Durante muchos años, quizá demasiados, en los medios de comunicación españoles se instauró un pacto -no escrito- de no agresión contra la monarquía. Solo desde el extranjero saltaban en ocasiones noticias sobre ciertas conductas ‘poco apropiadas’ del monarca. Otro capítulo aparte merecería el intento de golpe de Estado del 23 de febrero de 1981, cuyos ejecutores siempre esgrimieron que actuaban en nombre del rey desde su primer movimiento. Lo cierto es que un simple gesto suyo de complicidad hacia los militares sublevados hubiera supuesto que el Ejército lo secundara como un solo hombre.

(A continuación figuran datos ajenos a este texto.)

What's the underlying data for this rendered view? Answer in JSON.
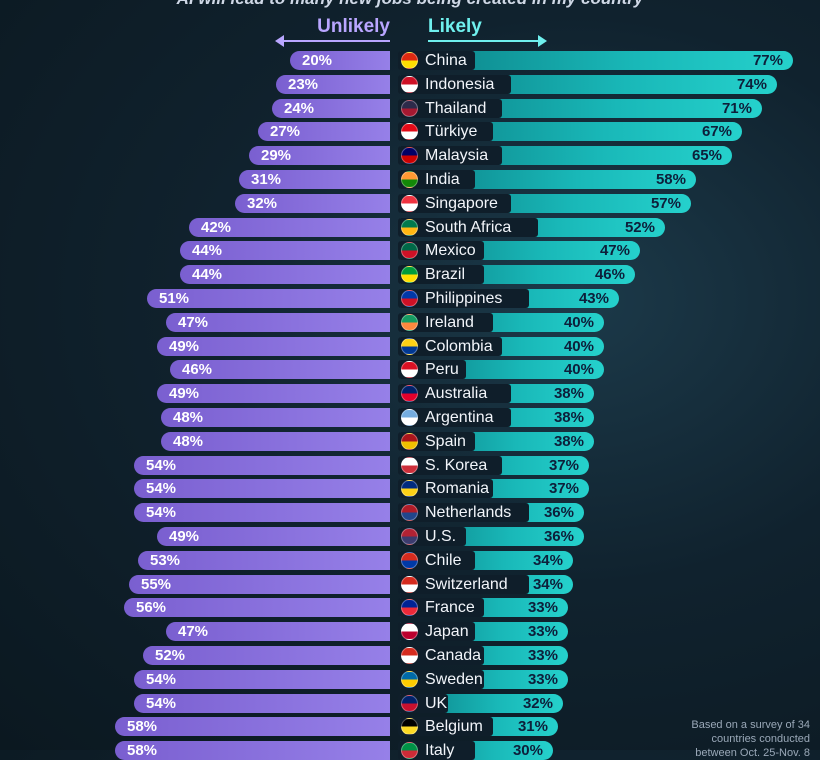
{
  "header": {
    "subtitle": "AI will lead to many new jobs being created in my country",
    "unlikely_label": "Unlikely",
    "likely_label": "Likely"
  },
  "note": "Based on a survey of 34 countries conducted between Oct. 25-Nov. 8",
  "colors": {
    "unlikely": "#8f78e0",
    "likely": "#1bbcbc",
    "background": "#10222e"
  },
  "chart_data": {
    "type": "bar",
    "title": "AI will lead to many new jobs being created in my country",
    "orientation": "horizontal-diverging",
    "categories": [
      "China",
      "Indonesia",
      "Thailand",
      "Türkiye",
      "Malaysia",
      "India",
      "Singapore",
      "South Africa",
      "Mexico",
      "Brazil",
      "Philippines",
      "Ireland",
      "Colombia",
      "Peru",
      "Australia",
      "Argentina",
      "Spain",
      "S. Korea",
      "Romania",
      "Netherlands",
      "U.S.",
      "Chile",
      "Switzerland",
      "France",
      "Japan",
      "Canada",
      "Sweden",
      "UK",
      "Belgium",
      "Italy"
    ],
    "series": [
      {
        "name": "Unlikely",
        "values": [
          20,
          23,
          24,
          27,
          29,
          31,
          32,
          42,
          44,
          44,
          51,
          47,
          49,
          46,
          49,
          48,
          48,
          54,
          54,
          54,
          49,
          53,
          55,
          56,
          47,
          52,
          54,
          54,
          58,
          58
        ]
      },
      {
        "name": "Likely",
        "values": [
          77,
          74,
          71,
          67,
          65,
          58,
          57,
          52,
          47,
          46,
          43,
          40,
          40,
          40,
          38,
          38,
          38,
          37,
          37,
          36,
          36,
          34,
          34,
          33,
          33,
          33,
          33,
          32,
          31,
          30
        ]
      }
    ],
    "unit": "%",
    "legend": "top-center"
  },
  "flags": [
    [
      "#de2910",
      "#ffde00"
    ],
    [
      "#ce1126",
      "#ffffff"
    ],
    [
      "#2d2a4a",
      "#a51931"
    ],
    [
      "#e30a17",
      "#ffffff"
    ],
    [
      "#010066",
      "#cc0001"
    ],
    [
      "#ff9933",
      "#138808"
    ],
    [
      "#ef3340",
      "#ffffff"
    ],
    [
      "#007a4d",
      "#ffb612"
    ],
    [
      "#006847",
      "#ce1126"
    ],
    [
      "#009c3b",
      "#ffdf00"
    ],
    [
      "#0038a8",
      "#ce1126"
    ],
    [
      "#169b62",
      "#ff883e"
    ],
    [
      "#fcd116",
      "#003893"
    ],
    [
      "#d91023",
      "#ffffff"
    ],
    [
      "#012169",
      "#e4002b"
    ],
    [
      "#74acdf",
      "#ffffff"
    ],
    [
      "#aa151b",
      "#f1bf00"
    ],
    [
      "#ffffff",
      "#cd2e3a"
    ],
    [
      "#002b7f",
      "#fcd116"
    ],
    [
      "#ae1c28",
      "#21468b"
    ],
    [
      "#b22234",
      "#3c3b6e"
    ],
    [
      "#d52b1e",
      "#0039a6"
    ],
    [
      "#d52b1e",
      "#ffffff"
    ],
    [
      "#002395",
      "#ed2939"
    ],
    [
      "#ffffff",
      "#bc002d"
    ],
    [
      "#d52b1e",
      "#ffffff"
    ],
    [
      "#006aa7",
      "#fecc00"
    ],
    [
      "#012169",
      "#c8102e"
    ],
    [
      "#000000",
      "#fdda24"
    ],
    [
      "#009246",
      "#ce2b37"
    ]
  ]
}
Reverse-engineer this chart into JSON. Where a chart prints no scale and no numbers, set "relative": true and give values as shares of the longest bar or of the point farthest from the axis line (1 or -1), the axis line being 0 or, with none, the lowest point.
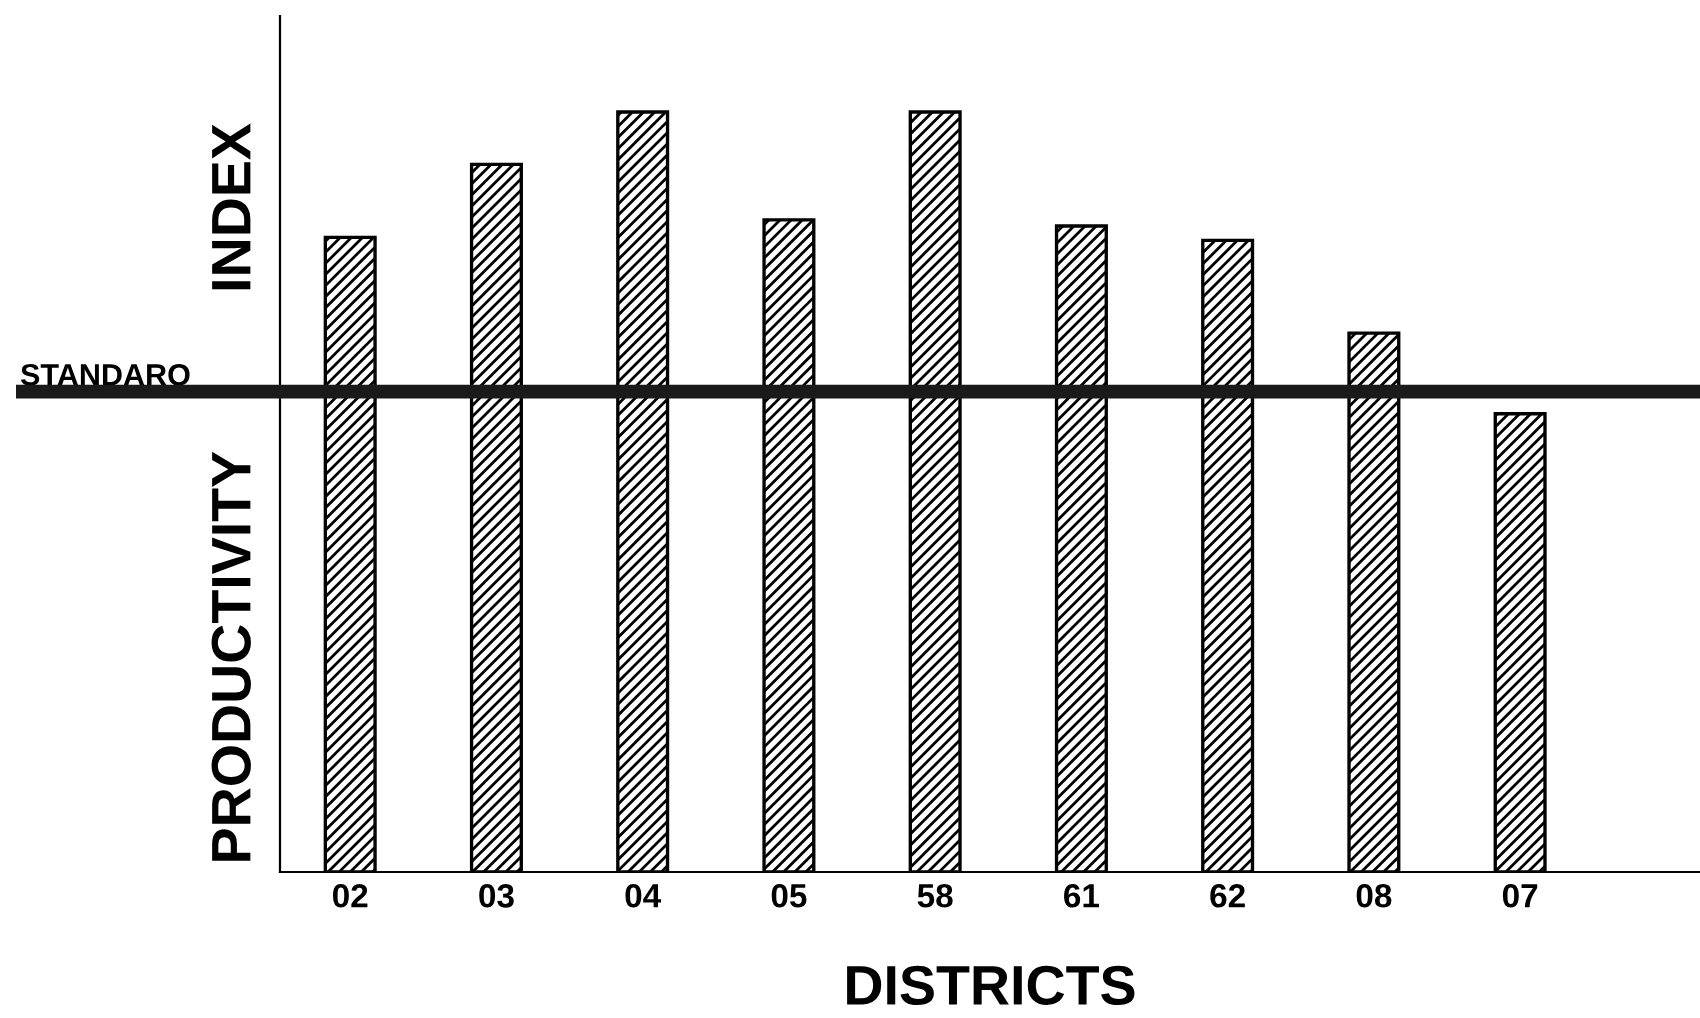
{
  "chart_data": {
    "type": "bar",
    "relative": true,
    "xlabel": "DISTRICTS",
    "ylabel": "PRODUCTIVITY INDEX",
    "categories": [
      "02",
      "03",
      "04",
      "05",
      "58",
      "61",
      "62",
      "08",
      "07"
    ],
    "values": [
      0.835,
      0.931,
      1,
      0.858,
      1,
      0.85,
      0.831,
      0.709,
      0.603
    ],
    "color": "#000000",
    "tick_labels": "x",
    "ref_lines": [
      {
        "axis": "y",
        "value": 0.632,
        "label": "STANDARO",
        "color": "#1a1a1a"
      }
    ]
  }
}
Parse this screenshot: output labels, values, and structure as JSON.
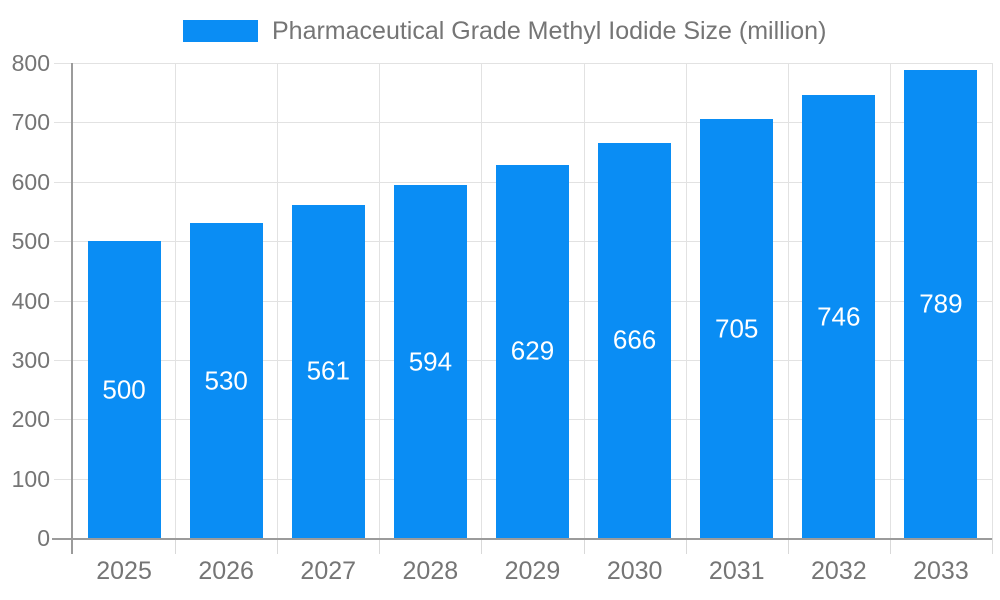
{
  "legend": {
    "position": "top"
  },
  "chart_data": {
    "type": "bar",
    "title": "Pharmaceutical Grade Methyl Iodide Size (million)",
    "categories": [
      "2025",
      "2026",
      "2027",
      "2028",
      "2029",
      "2030",
      "2031",
      "2032",
      "2033"
    ],
    "values": [
      500,
      530,
      561,
      594,
      629,
      666,
      705,
      746,
      789
    ],
    "xlabel": "",
    "ylabel": "",
    "ylim": [
      0,
      800
    ],
    "yticks": [
      0,
      100,
      200,
      300,
      400,
      500,
      600,
      700,
      800
    ],
    "grid": true,
    "legend_position": "top",
    "colors": {
      "bar": "#0a8df4",
      "bar_label": "#ffffff",
      "axis_text": "#757575",
      "grid_line": "#e2e2e2",
      "axis_line": "#9b9b9b"
    }
  }
}
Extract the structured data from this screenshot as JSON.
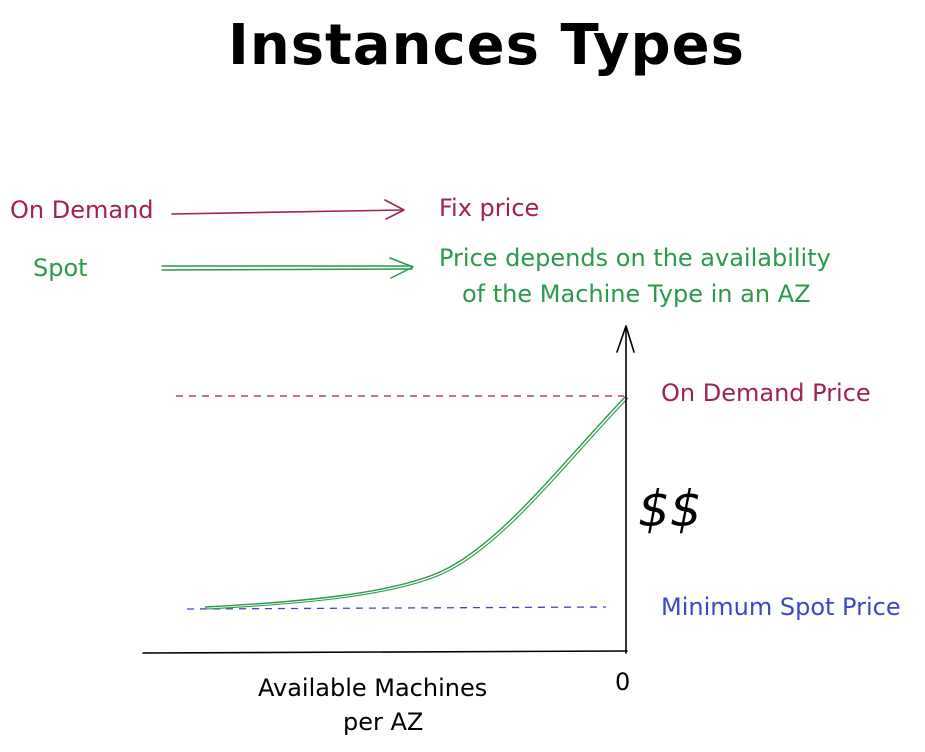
{
  "title": "Instances Types",
  "rows": {
    "on_demand": {
      "label": "On Demand",
      "result": "Fix price"
    },
    "spot": {
      "label": "Spot",
      "result_line1": "Price depends on the availability",
      "result_line2": "of the Machine Type in an AZ"
    }
  },
  "graph": {
    "on_demand_price_label": "On Demand Price",
    "min_spot_price_label": "Minimum Spot Price",
    "y_label": "$$",
    "x_label_line1": "Available Machines",
    "x_label_line2": "per AZ",
    "origin_label": "0"
  },
  "colors": {
    "on_demand": "#a3214f",
    "spot": "#2b9a4a",
    "min_spot": "#3b47c8",
    "axis": "#000000"
  }
}
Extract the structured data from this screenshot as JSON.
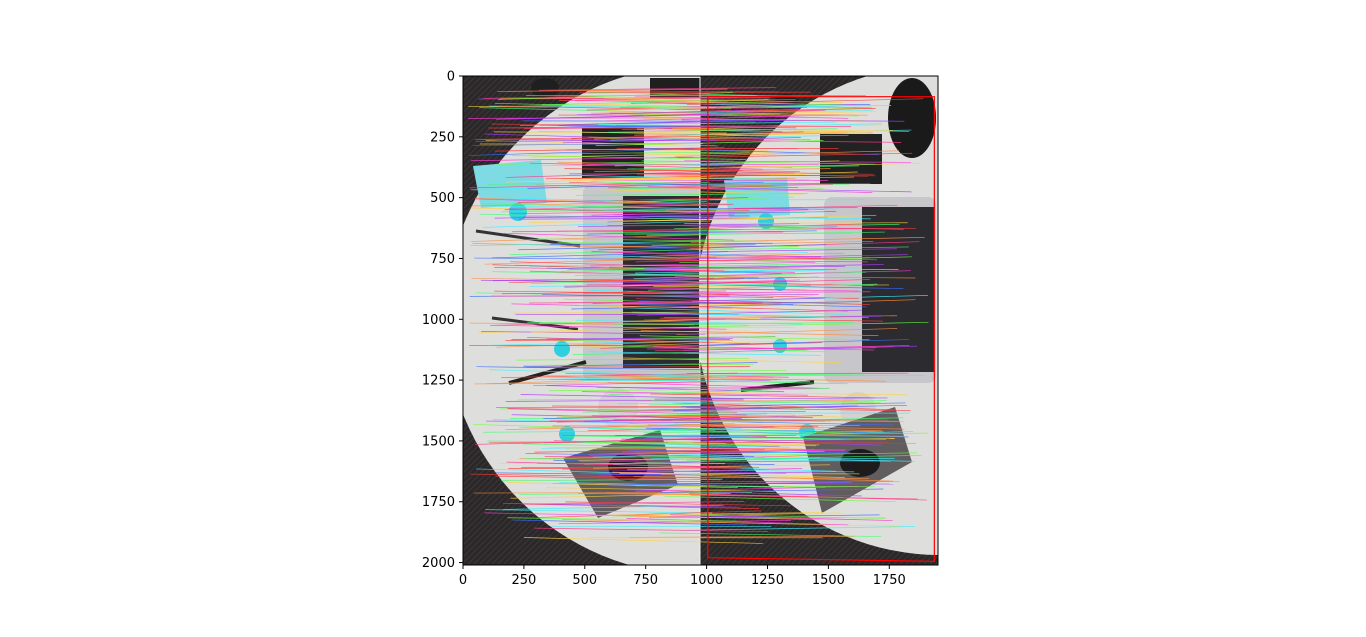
{
  "figure": {
    "kind": "image-plot",
    "description_free": true
  },
  "chart_data": {
    "type": "image",
    "xlim": [
      0,
      1950
    ],
    "ylim": [
      2010,
      0
    ],
    "x_ticks": [
      "0",
      "250",
      "500",
      "750",
      "1000",
      "1250",
      "1500",
      "1750"
    ],
    "y_ticks": [
      "0",
      "250",
      "500",
      "750",
      "1000",
      "1250",
      "1500",
      "1750",
      "2000"
    ],
    "x_tick_values": [
      0,
      250,
      500,
      750,
      1000,
      1250,
      1500,
      1750
    ],
    "y_tick_values": [
      0,
      250,
      500,
      750,
      1000,
      1250,
      1500,
      1750,
      2000
    ],
    "homography_box_color": "#ff0000",
    "homography_box": [
      [
        1005,
        85
      ],
      [
        1935,
        85
      ],
      [
        1935,
        1995
      ],
      [
        1005,
        1980
      ]
    ],
    "panels": 2,
    "panel_split_x": 975
  },
  "colors": {
    "table": "#dcdcdc",
    "floor": "#2d2a2b",
    "laptop": "#c9c9cd",
    "keyboard": "#2b2b2e",
    "accent_cyan": "#35d2e0",
    "mousepad": "#5e5a5c",
    "box": "#ff0000"
  }
}
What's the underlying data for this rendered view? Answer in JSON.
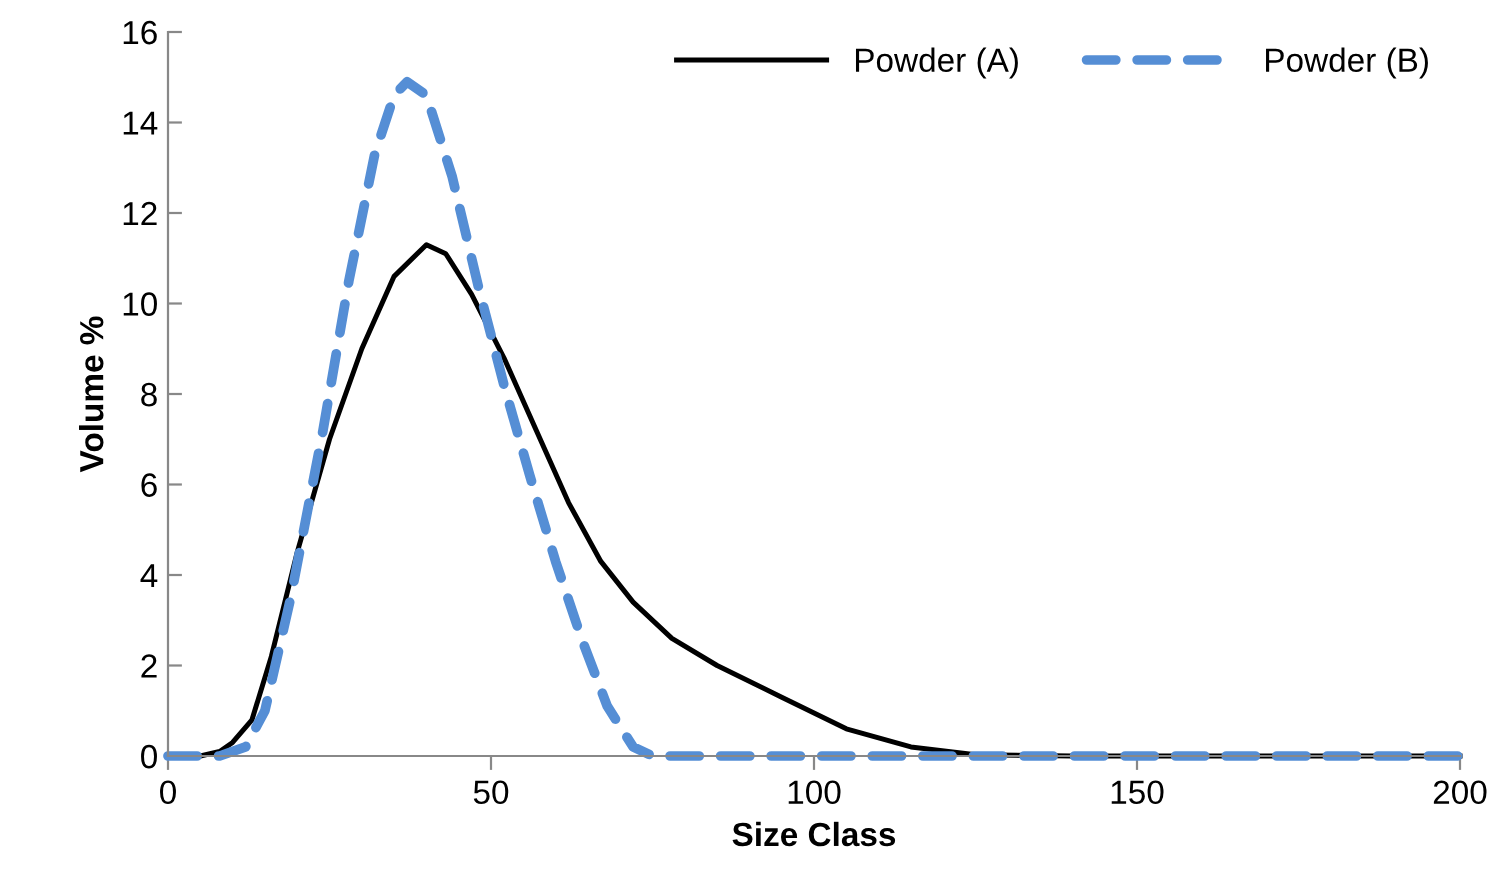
{
  "chart_data": {
    "type": "line",
    "xlabel": "Size Class",
    "ylabel": "Volume %",
    "xlim": [
      0,
      200
    ],
    "xticks": [
      0,
      50,
      100,
      150,
      200
    ],
    "ylim": [
      0,
      16
    ],
    "yticks": [
      0,
      2,
      4,
      6,
      8,
      10,
      12,
      14,
      16
    ],
    "grid": false,
    "legend": "top right",
    "series": [
      {
        "name": "Powder (A)",
        "color": "#000000",
        "line_style": "solid",
        "x": [
          0,
          5,
          8,
          10,
          13,
          16,
          20,
          25,
          30,
          35,
          40,
          43,
          47,
          52,
          57,
          62,
          67,
          72,
          78,
          85,
          95,
          105,
          115,
          125,
          140,
          200
        ],
        "values": [
          0,
          0,
          0.1,
          0.3,
          0.8,
          2.2,
          4.5,
          7,
          9,
          10.6,
          11.3,
          11.1,
          10.2,
          8.8,
          7.2,
          5.6,
          4.3,
          3.4,
          2.6,
          2.0,
          1.3,
          0.6,
          0.2,
          0.03,
          0,
          0
        ]
      },
      {
        "name": "Powder (B)",
        "color": "#558ed5",
        "line_style": "dashed",
        "x": [
          0,
          8,
          12,
          15,
          19,
          24,
          28,
          32,
          35,
          37,
          40,
          44,
          48,
          52,
          56,
          60,
          64,
          68,
          72,
          75,
          200
        ],
        "values": [
          0,
          0,
          0.2,
          1,
          3.5,
          7.2,
          10.5,
          13.3,
          14.6,
          14.9,
          14.6,
          12.8,
          10.4,
          8.2,
          6.2,
          4.3,
          2.6,
          1.1,
          0.2,
          0,
          0
        ]
      }
    ]
  }
}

Sin embargo, su discurso en esa larga noche, ataviado con el uniforme de capitán general y ante las cámaras de TVE, ya entrada la madrugada y unas cuantas horas después del asalto al Congreso de los Diputados por el teniente coronel Tejero, le supuso pasar a la historia como el freno definitivo frente a la asonada, cuyo papel estelar recayó en dos generales de profundas convicciones monárquicas: Armada Armada y Jaime Milans del Bosch. Al primero, segundo jefe del Estado Mayor del Ejército, el monarca no le autorizó a desvelar -con objeto de utilizarlo por su defensa durante el juicio, en el que lo condenaron a 30 años de prisión- el contenido de una entrevista que ambos mantuvieron diez días antes del intento de golpe. Mientras, el segundo, entonces capitán general de la III Región Militar con sede en Valencia, sospechaba de ciertas veleidades republicanas que no disimulaban algunos de sus compañeros, al frente de otras demarcaciones castrenses, un hecho que llegó a comunicar telefónicamente esa misma noche al rey. Ya más recientemente, una persona muy ligada en el pasado al monarca -y hoy en pleno candelero mediático- llegó a acusarle de padecer una enfermedad concreta: la de la deslealtad.

La enorme y evidente transformación del país, su integración en Europa, su modernización y el desarrollo experimentado desde su llegada al trono en 1975, por designación directa del generalísimo Francisco Franco en 1969, se ha visto empañada por unos acontecimientos que han conducido a Juan Carlos de Borbón a tener que verse obligado a abandonar su tierra. Tremenda paradoja para alguien que retornó a España siendo aún niño, con objeto de formarse como futuro rey en la universidad y en las academias militares, aceptando incluso el trance de sortear los derechos dinásticos depositados en la persona de su padre, Juan de Borbón, por su abuelo, el rey Alfonso XIII, que murió en el exilio.

La 1 de TVE emitió este viernes un documental sobre Juan Carlos I, realizado entre 2014 y 2015 por el cineasta hispano-francés Miguel Courtois y coproducido por RTVE y France 3. Aún me estoy preguntando los motivos por los que los anteriores directivos de la televisión pública lo mantuvieron ‘congelado’ desde hace un quinquenio sin que pudiera ver la luz en España. Ay, cuánto daño ha hecho ese afán proteccionista con todo lo que rodeara a la corona, instalado durante tanto tiempo en algunos estamentos de la sociedad española…

Felipe VI, su único hijo varón y heredero, quiso marcar distancias desde el primer momento. Conocedor de las peculiares vicisitudes de esa casa, no tuvo empacho en poner tierra de por medio con su hermana Cristina, tras los desmanes protagonizados por su cuñado Iñaki Urdangarin. E incluso renunciando a una envenenada herencia paterna. Pero ahora le ha tocado lidiar, quizá, con algo mucho más complicado y difícil, máxime cuando su predecesor no está dispuesto, de ninguna de las maneras, a que lo despojen de su título real tras la abdicación. El genio del psicoanálisis, el neurólogo austriaco Sigmund Freud, utilizaba una dura expresión metafórica para describir ese momento en que uno debe romper amarras definitivamente con el progenitor para volar por su cuenta. Lo denominaba, con toda la crudeza que se quiera, matar al padre, algo tan dramático como drástico, aunque haya quien mantenga que, como en toda relación paternofilial no siempre el primero sea desechable del todo ni el segundo, suficiente.